If you'd rather listen to this post, it was also published as a podcast episode.

Cloudflare’s Workers product is probably best known among developers as a competitor to Amazon Lambda that runs on Cloudflare’s edge, but Workers has a trick up its sleeve that has also quietly made it a formidable platform for realtime multiplayer apps.

I say quietly because many developers building on Workers might not even know that they are building on it, as Cloudflare Workers power a number of popular multiplayer infrastructure products:

• PartyKit (acquired last week by Cloudflare)
• Replicache Reflect
• Liveblocks
• Y-Sweet (disclosure: I work on Y-Sweet)

Cloudflare's dominance in this niche comes from a feature called Durable Objects, which implements an abstraction that is both unique among cloud providers, and incredibly useful for real-time apps.

The Durable Object abstraction

Analogous to the way that function-as-a-service (FaaS) platforms like Amazon Lambda run a developer-provided function in the cloud, Durable Objects run a developer-provided class.

These Durable Object classes implement a method for handling requests. This method is akin to the handler function provided to other FaaS platforms, but it differs in two ways that are important for multiplayer apps:

1. it supports WebSocket connections, not just regular HTTP requests
2. it allows you to retain in-memory values (as class fields) across invocations (the infrastructure is technically allowed to evict an object from memory at any time, so a durable key/value store is also provided by the runtime)
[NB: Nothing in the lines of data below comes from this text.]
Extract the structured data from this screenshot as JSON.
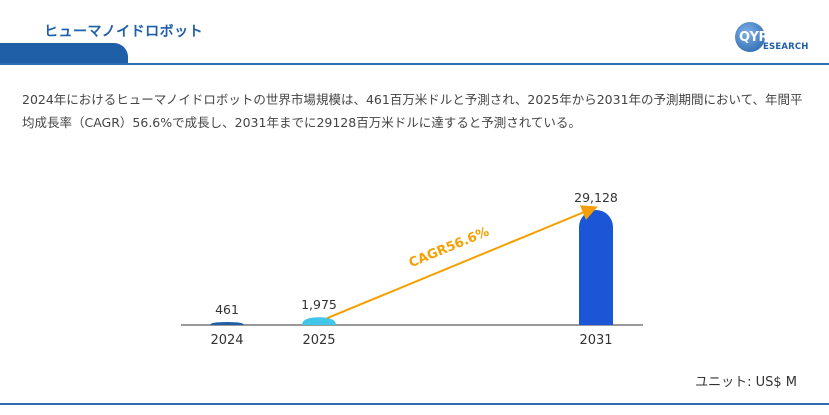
{
  "header": {
    "title": "ヒューマノイドロボット",
    "logo_text": "QYR",
    "logo_subtext": "ESEARCH"
  },
  "description": "2024年におけるヒューマノイドロボットの世界市場規模は、461百万米ドルと予測され、2025年から2031年の予測期間において、年間平均成長率（CAGR）56.6%で成長し、2031年までに29128百万米ドルに達すると予測されている。",
  "unit_label": "ユニット: US$ M",
  "colors": {
    "brand": "#1f5fa8",
    "bar_2024": "#1f5fa8",
    "bar_2025": "#3fc6e8",
    "bar_2031": "#1a56d6",
    "cagr_arrow": "#f5a000"
  },
  "chart_data": {
    "type": "bar",
    "categories": [
      "2024",
      "2025",
      "2031"
    ],
    "values": [
      461,
      1975,
      29128
    ],
    "value_labels": [
      "461",
      "1,975",
      "29,128"
    ],
    "annotation": "CAGR56.6%",
    "ylim": [
      0,
      29128
    ],
    "grid": false,
    "legend": "none"
  }
}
The other important difference from a traditional FaaS is this: Durable Objects provide a way to reliably connect two clients to the same object. Each object has a (string) name that is used when connecting to it, which typically corresponds to a “room” or “document ID” in the application itself.
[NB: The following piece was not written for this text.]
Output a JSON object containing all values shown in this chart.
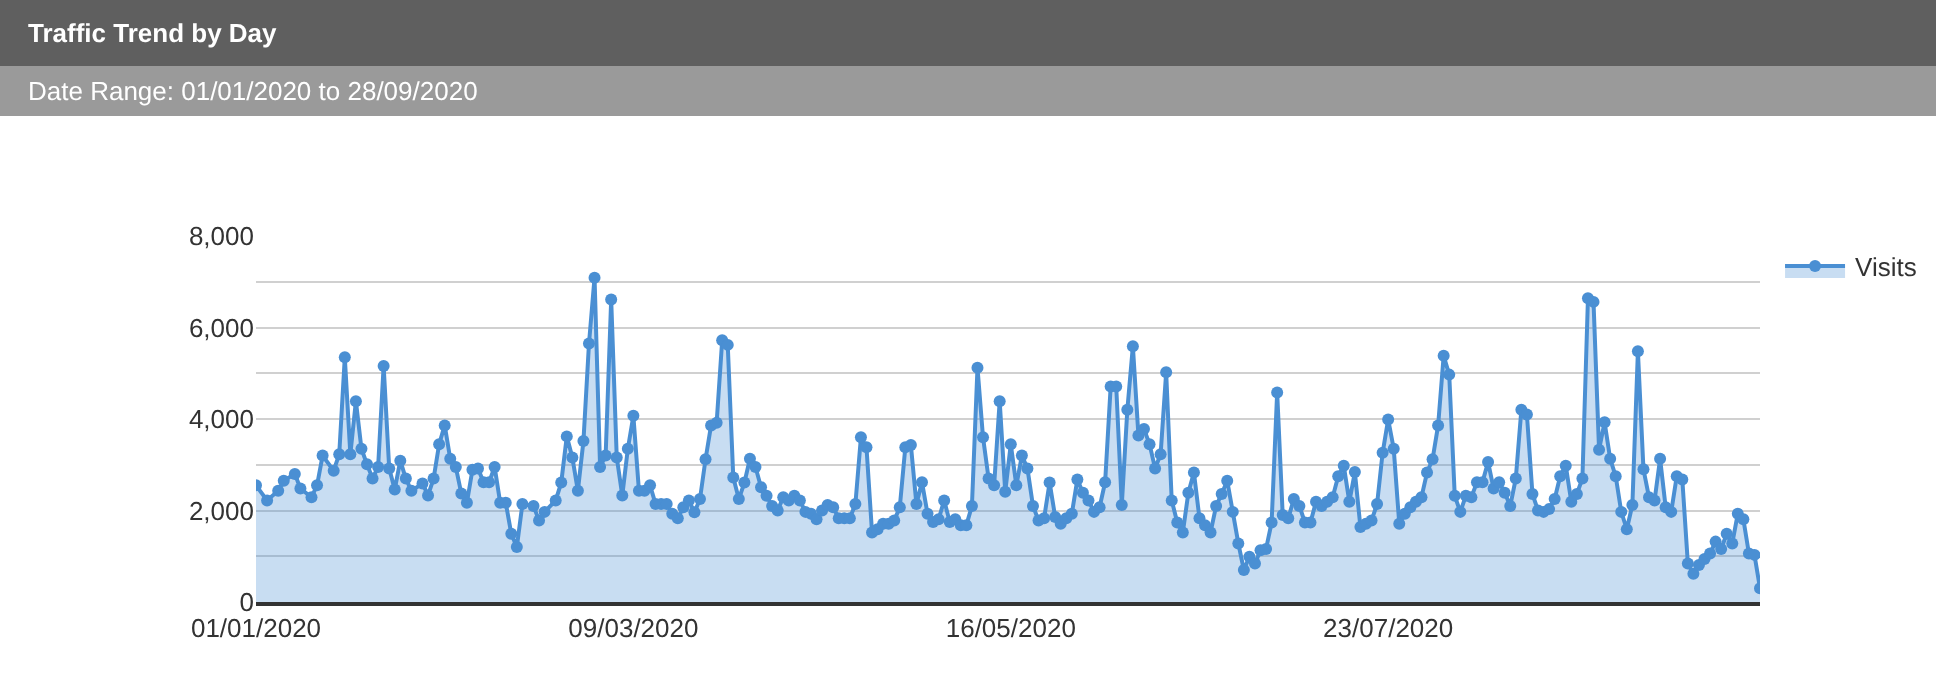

In practice, this means that two clients can establish WebSocket connections using the same document ID, and the infrastructure will guarantee that they are connected to the same Durable Object instance. This object will then be the authority for the state of that document, and can directly send changes to every client.

This is the difference that makes Durable Objects so compelling for multiplayer use cases, but it's also the reason that the Durable Object abstraction hasn't been slapped on top of other FaaS platforms – it is a radical departure from core assumptions made by their scheduling and routing systems.

Lambda does WebSockets, but badly

The best way to understand how much the Durable Object model simplifies multiplayer apps might be to compare it with Amazon's own preferred approach to using WebSockets on Lambda.

Lambda can't directly speak WebSocket. Instead, it needs to be paired with an API Gateway, which translates WebSocket messages and events into Lambda invocations. In other words, every single WebSocket message independently invokes a Lambda function.

These functions are stateless, but even something as simple as a broadcast channel needs state (to know which listeners to pass along the message to). Amazon resolves this by persisting handles to active connections in DynamoDB.

This means that every single message to a broadcast channel results in a DynamoDB query for a list of current clients, which it then iterates over to send messages to each.

This works, I guess. But I would need to make a spreadsheet model over three different AWS services to tell you what it cost, and it involves managing a bunch more AWS resources and writing a bunch of glue code to basically implement a context switch in userspace.

But there's a more subtle reason why this architecture doesn't work well for multiplayer: it lacks an authority. A bunch of multiplayer stuff gets way easier if, when processing a document change, a server is allowed to assume that it is the only server currently allowed to process changes for that document.

The desired abstraction, from the application programmer's point of view, is a single thread that can process all changes to one document in the order they are received. This is essentially what Durable Objects gives you.

For more depth, Sunil Pai of PartyKit wrote a great post explaining Durable Objects in the context of traditional FaaS.

Limitations of Durable Objects

Back in 2020, I wrote about the need for serverless infrastructure for WebSockets (wishing for “websocketd meets Lambda”). While Durable Objects has since partially filled that void, it comes with some caveats to my ideal:

• It only supports JavaScript and Wasm.
• It has a 128mb memory limit.
• It only runs on Cloudflare's infrastructure (the core workerd runtime is open source, but the scheduling/routing pieces that would be needed to run a multi-node system are proprietary).

One way to think about Jamsocket (the company I co-founded and the publisher of Browsertech) is as combining the scheduling/routing/one-instance-per-document functionality of Durable Objects with the universality of running a full Linux process (optionally on your own metal) instead of a V8 isolate.

Having seen the apps that can be built on stateful, scalable WebSocket tech, I expect to see a lot more apps take advantage of this architecture, whether on Durable Objects, Jamsocket, or something else. I'm biased, but it's pretty neat.

Until next time,

-- Paul